Alice the demigod is knocked sideways so fast I can't even process it. One moment she's running for the portal, the next, she's lying spread-eagled in a puddle, being kicked in the ribs over and over again by a screeching little girl with chocolate skin and a bush of black hair. The satyr turns back to help her, but Kodiak falls heavily from the sky, spreading his wings wide and cutting the satyr off. Xelta plunks herself down in front of the portal. Her sword--which more resembles a sharpened metal rafter on a leather handle--is drawn.

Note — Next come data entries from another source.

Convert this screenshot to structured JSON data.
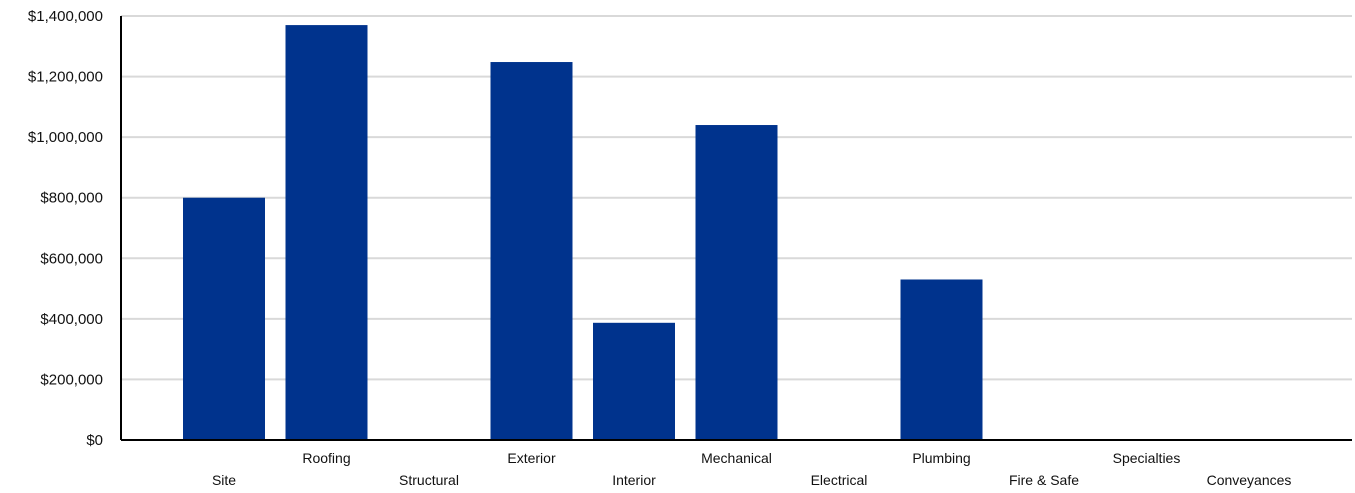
{
  "chart_data": {
    "type": "bar",
    "categories": [
      "Site",
      "Roofing",
      "Structural",
      "Exterior",
      "Interior",
      "Mechanical",
      "Electrical",
      "Plumbing",
      "Fire & Safe",
      "Specialties",
      "Conveyances"
    ],
    "values": [
      800000,
      1370000,
      0,
      1248000,
      387000,
      1040000,
      0,
      530000,
      0,
      0,
      0
    ],
    "ylim": [
      0,
      1400000
    ],
    "yticks": [
      0,
      200000,
      400000,
      600000,
      800000,
      1000000,
      1200000,
      1400000
    ],
    "ytick_labels": [
      "$0",
      "$200,000",
      "$400,000",
      "$600,000",
      "$800,000",
      "$1,000,000",
      "$1,200,000",
      "$1,400,000"
    ],
    "bar_color": "#00338D",
    "grid": true,
    "legend": "none"
  }
}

Without stopping, I leap over Kodiak's outstretched wing, and land in front of the satyr. Before he can react, I lunge forward and sink my teeth into his neck, ripping him open with my back claws.

Warm blood pours from his carcass and mingles with the water, running down to the rain gutter.

Behind me, Kodiak shakes droplets of water off his bat wings and folds them against his back before helping Katrina pry Fiona off the body of the demigod, Alice. The little girl is wrapped possessively around the carcass, making small growling noises deep in her throat, both eyes rolling at double speed.

Xelta cocks an eyebrow. "Let that little beast have the body," she says roughly. "If we're lucky, there won't be enough left of it for the demigods to find."

"So she is a cannibal," I confirm, as Katrina yelps and reels back in disgust. "I wondered."

"Of sorts," Xelta says, turning her back on me.

I smile slightly at Kodiak. "Thanks for saving me from those gods dammed weeds. You're right--I really do hate plants."

He shrugs modestly and returns the smile. He's cute when he smiles, I decide, even if he does have demonic bat wings. "No problem. You know, we're not a total disaster when it comes to working together."

Katrina barks assent, and Xelta snorts. Fiona makes horrifying, undescribable crunching noises. I grin. Kodiak was right. We're not too bad. Not to bad at all.